Wpis z mikrobloga

#cele2017 #postanowienianoworoczne #mikrokoksy #motywacja

Jak tam wasze postanowienia noworoczne? Ktoś coś jeszcze kontynuuje? ( ͡° ͜ʖ ͡°)

Chwilę po Nowym Roku jeden z mirków napisał swoje postanowienie noworoczne: http://www.wykop.pl/wpis/21481733/witajcie-mirki-moje-glowne-postanowienie-noworoczn/

Moje główne postanowienie noworoczne to wypełznąć z piwnicy i dopakować na siłowni, ale tak konkretnie, aby budzić grozę.

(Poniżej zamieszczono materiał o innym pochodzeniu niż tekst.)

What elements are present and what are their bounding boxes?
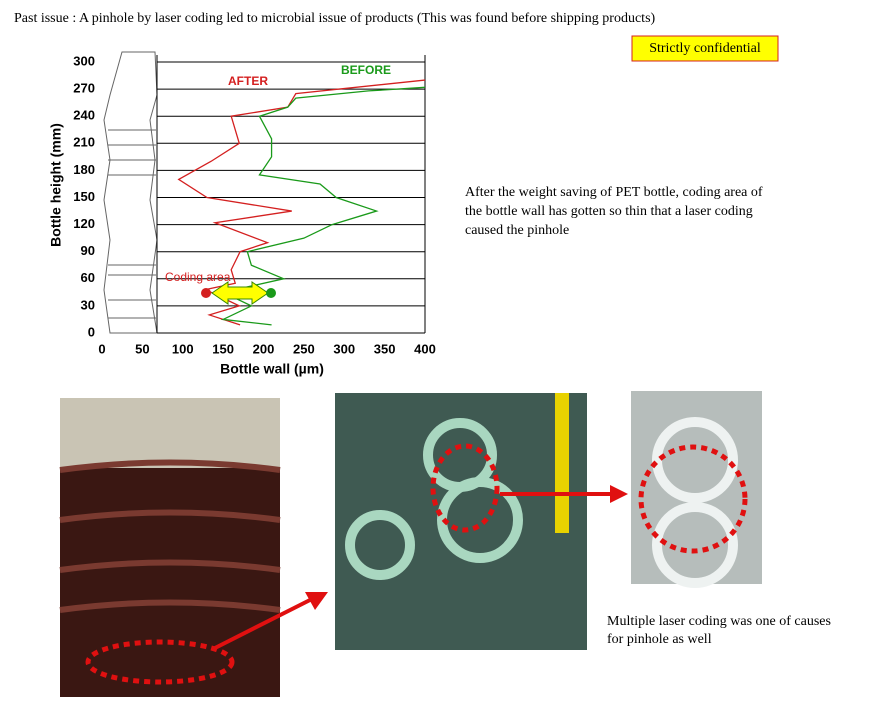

Obiecałem, że udowodnię każdemu co się zgłosi, że mu się nie uda (niestety nikt więcej się nie zgłosił): http://www.wykop.pl/wpis/21481875/jesli-masz-jakies-postanowienianoworoczne-i-masz-z/

Jeśli masz jakieś #postanowienianoworoczne i masz zamiar dzielić się rezultatami na mirko (np. pod własnym tagiem), napisz to w komentarzu. A ja za kilka miesięcy udowodnię, że ci się nie udało ( ͡° ͜ʖ ͡°)

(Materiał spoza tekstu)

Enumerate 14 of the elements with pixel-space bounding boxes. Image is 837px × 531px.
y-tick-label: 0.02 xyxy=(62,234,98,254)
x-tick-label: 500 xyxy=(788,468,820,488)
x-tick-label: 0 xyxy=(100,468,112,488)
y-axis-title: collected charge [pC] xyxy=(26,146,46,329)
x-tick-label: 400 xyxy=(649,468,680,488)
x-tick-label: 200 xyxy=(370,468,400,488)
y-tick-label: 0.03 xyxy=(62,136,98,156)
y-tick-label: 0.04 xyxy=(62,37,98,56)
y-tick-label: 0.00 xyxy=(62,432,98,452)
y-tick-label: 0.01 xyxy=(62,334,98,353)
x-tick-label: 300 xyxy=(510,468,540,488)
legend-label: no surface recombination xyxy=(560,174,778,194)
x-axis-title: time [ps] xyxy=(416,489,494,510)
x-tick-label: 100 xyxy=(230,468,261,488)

Dokładnie za rok zamieszczę tu podsumowanie ze swoim zdjęciem, a Ty usuniesz konto ze wstydu ( ͡° ͜ʖ ͡°)


No i nawet nie musiałem czekać całego roku. Po dwóch miesiącach koniec postanowienia: http://www.wykop.pl/wpis/22256391/no-i-#!$%@?-no-i-czesc-wszystko-wskazuje-na-to-ze-mo/

No i #!$%@?, no i cześć. Wszystko wskazuje na to, że moje chodzenie na siłownie dobiegło końca.

Co dalej? Dzisiaj się nażarłem


Jest niby tłumaczenie, że kontuzja, że zdrowie itd. Ale czy to tylko nie wymówka? Nie chcę się pastwić nad mirkiem, bo może kontuzja rzeczywiście jest prawdziwa.

Ale to jest najczęściej przyczyna wszystkiego:

za bardzo się nakręciłem czytając wypowiedzi innych mirków odnośnie tych ćwiczeń i chciałem mieć wszystko na już, na teraz.


Najpierw człowiek się napala, a potem się wypala. Tzw. słomiany zapał. Postanowienia noworoczne dokładnie się w to wpisują.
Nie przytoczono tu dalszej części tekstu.